Noble Lords with experience in commerce and industry will know quite well that the valuation of shares, particularly unquoted or unlisted shares, is a very difficult and complex matter that has to take into account a variety of factors. It can be dealt with on an earnings basis, or on a dividends basis, or on a net asset realisation basis; a whole series of factors have to be taken into account. The physical aspects of the business concerned, if it is a business, need to be thoroughly reviewed. The business position in terms of the future earnings of the company, in terms of its future sales, the kind of competition against which it will come—all have to be very carefully reviewed. And so does the trading position of the company, the degree to which it is capable of sustaining its overhead expenditure at certain levels, bearing in mind current conditions, and how it can maintain its profitability. So, indeed, does the financial situation have to be reviewed before an accurate valuation can be determined. Cash flows have to be estimated, future capital expenditure has to be reviewed and taken into account. In the case of a valuation of a share or of a company, all these add up to extremely competent professional handling by people who are absolutely impartial.

I think that it would be in the interest, in this case, of British Shipbuilders, and, therefore, in the interests of the country as a whole, if this procedure were adopted.
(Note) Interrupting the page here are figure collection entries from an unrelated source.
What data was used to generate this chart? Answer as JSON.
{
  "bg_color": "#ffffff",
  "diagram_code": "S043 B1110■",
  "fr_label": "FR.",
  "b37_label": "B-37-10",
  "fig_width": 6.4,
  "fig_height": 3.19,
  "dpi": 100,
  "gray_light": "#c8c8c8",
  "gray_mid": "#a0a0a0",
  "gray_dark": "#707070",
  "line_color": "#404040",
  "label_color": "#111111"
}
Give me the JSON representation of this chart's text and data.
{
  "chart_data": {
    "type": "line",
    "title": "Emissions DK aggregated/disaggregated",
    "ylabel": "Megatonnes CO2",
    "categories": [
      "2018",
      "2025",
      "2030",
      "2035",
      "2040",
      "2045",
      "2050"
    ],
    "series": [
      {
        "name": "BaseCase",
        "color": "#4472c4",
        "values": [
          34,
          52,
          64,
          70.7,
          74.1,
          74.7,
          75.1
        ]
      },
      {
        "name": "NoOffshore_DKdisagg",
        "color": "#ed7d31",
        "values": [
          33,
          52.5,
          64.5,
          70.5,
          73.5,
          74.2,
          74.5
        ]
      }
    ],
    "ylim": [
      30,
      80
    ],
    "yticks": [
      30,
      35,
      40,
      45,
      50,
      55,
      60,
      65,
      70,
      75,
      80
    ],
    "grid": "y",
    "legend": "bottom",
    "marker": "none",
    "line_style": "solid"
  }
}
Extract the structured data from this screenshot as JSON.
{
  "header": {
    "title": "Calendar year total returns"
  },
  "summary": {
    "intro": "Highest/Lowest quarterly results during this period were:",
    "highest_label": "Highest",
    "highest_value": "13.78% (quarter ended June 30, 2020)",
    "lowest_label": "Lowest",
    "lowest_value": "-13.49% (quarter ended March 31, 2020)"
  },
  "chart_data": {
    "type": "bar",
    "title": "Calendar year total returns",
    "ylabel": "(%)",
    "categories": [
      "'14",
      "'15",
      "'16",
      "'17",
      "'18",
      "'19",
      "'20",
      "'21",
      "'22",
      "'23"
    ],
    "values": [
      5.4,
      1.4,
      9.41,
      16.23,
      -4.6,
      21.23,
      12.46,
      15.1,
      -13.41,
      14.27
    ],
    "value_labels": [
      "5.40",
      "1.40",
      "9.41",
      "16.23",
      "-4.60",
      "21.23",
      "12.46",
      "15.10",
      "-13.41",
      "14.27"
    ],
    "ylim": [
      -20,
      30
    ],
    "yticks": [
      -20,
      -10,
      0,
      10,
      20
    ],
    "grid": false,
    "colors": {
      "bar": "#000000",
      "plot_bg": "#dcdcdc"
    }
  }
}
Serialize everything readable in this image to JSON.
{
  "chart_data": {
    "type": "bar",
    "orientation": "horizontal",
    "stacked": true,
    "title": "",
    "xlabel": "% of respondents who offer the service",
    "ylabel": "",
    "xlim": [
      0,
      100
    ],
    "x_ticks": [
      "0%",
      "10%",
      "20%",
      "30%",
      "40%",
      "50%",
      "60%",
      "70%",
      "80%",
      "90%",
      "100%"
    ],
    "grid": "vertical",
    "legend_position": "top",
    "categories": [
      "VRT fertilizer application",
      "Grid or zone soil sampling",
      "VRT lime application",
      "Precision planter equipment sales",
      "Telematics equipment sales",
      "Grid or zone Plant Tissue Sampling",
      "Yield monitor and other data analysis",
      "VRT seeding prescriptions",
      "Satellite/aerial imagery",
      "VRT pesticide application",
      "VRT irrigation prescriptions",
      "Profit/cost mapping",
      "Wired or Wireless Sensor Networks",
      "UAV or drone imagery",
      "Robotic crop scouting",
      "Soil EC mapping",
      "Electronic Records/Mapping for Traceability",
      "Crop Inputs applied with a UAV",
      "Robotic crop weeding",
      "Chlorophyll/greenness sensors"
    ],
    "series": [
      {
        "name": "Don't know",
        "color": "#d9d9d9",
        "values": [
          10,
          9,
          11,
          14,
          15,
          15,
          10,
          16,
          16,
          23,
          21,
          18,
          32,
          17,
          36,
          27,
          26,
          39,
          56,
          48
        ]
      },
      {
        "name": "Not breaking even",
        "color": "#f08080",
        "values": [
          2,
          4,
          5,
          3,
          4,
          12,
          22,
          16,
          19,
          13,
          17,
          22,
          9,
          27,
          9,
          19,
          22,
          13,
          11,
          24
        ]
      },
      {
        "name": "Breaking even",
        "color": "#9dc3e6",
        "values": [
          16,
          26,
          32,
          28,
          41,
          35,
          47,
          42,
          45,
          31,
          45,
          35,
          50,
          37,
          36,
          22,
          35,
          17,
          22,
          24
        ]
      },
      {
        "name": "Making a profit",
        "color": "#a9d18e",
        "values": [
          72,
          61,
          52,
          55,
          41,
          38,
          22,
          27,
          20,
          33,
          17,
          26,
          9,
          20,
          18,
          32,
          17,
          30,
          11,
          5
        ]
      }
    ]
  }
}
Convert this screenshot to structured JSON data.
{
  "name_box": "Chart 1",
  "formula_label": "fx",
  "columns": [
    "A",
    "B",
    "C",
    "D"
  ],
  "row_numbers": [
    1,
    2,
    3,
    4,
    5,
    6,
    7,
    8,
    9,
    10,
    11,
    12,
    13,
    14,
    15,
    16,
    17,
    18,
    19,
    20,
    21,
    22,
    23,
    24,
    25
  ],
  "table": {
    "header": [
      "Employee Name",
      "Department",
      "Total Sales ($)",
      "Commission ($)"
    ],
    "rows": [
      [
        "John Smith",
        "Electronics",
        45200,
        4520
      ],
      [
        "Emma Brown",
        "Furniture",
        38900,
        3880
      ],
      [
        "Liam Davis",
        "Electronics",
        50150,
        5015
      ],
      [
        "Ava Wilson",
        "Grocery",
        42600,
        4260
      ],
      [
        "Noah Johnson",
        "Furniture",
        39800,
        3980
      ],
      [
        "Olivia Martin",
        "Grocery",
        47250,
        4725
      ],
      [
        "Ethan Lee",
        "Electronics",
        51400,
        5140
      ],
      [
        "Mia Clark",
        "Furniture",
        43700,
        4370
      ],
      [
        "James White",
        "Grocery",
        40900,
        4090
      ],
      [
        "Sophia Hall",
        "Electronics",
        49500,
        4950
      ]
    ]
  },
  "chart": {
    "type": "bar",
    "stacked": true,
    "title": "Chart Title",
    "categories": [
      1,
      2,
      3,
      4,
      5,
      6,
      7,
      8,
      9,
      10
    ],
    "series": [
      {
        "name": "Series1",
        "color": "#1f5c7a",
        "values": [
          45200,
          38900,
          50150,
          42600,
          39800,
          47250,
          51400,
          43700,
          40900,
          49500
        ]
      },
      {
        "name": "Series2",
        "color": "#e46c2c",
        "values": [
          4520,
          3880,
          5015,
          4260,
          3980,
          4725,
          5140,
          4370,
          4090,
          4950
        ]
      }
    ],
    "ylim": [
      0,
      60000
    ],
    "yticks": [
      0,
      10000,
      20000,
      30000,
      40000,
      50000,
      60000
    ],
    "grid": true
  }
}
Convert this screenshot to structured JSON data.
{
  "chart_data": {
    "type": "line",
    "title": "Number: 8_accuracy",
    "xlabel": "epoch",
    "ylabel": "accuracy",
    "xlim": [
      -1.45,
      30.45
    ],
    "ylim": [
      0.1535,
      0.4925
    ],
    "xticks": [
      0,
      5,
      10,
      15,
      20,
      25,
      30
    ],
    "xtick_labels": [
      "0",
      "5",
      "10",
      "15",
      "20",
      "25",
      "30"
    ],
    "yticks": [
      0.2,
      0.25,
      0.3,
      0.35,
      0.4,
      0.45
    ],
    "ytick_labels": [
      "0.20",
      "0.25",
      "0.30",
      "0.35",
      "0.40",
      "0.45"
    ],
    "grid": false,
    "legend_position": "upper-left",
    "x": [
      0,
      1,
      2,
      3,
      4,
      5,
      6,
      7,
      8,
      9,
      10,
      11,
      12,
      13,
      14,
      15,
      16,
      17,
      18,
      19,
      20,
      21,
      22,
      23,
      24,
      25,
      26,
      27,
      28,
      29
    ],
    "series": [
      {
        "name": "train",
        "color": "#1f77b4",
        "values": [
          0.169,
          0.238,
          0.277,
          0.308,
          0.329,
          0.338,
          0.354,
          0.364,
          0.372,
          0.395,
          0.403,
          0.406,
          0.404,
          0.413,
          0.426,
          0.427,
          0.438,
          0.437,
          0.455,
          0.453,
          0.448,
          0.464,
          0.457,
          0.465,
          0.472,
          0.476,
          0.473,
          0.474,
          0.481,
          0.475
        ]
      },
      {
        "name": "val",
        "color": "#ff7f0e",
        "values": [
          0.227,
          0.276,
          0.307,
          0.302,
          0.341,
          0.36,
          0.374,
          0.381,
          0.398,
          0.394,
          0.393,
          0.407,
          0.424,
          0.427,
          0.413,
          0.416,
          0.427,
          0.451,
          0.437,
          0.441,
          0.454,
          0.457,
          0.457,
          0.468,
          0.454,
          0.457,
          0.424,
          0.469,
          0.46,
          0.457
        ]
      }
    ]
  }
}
I have already indicated to the noble Lord that my amendment is not, of necessity, in its final form. I have already given an indication that certain modifications in regard to the selection of an arbitrator may have to be inserted. But I am convinced that this, or a procedure substantially like it, is the correct procedure to follow. As I said on a previous occasion, the Government's intention to dispose of the warship section which operates mainly on a cost-plus basis and which is already yielding profits is virtually a no-risk section of British Shipbuilders' activities. The companies comprising it, receiving, as they do, defence contracts from this country and other countries, are virtually in a no-risk situation. Therefore, their return—on the lines currently indicated in the accounts of British Shipbuilders—is virtually assured. This, therefore, ought to enhance on an earnings basis the value to be put on the shares or on the undertakings or even on parts of the undertakings.

I hope, therefore, that the House will accept this amendment as being a genuine endeavour—even though the amendment itself may carry certain technical and legal defects—to see that, if the Government must continue on this process of privatisation, they should at least proceed on the basis in which the British taxpayer does not suffer any unnecessary capital loss so that the whole thing is done quite openly and quite fairly at prices to be determined independently. In that way, perhaps, the unfortunate process of privatisation, even though we do not agree with it, can be carried out in a manner that is fair and open and can be seen to be so by everyone.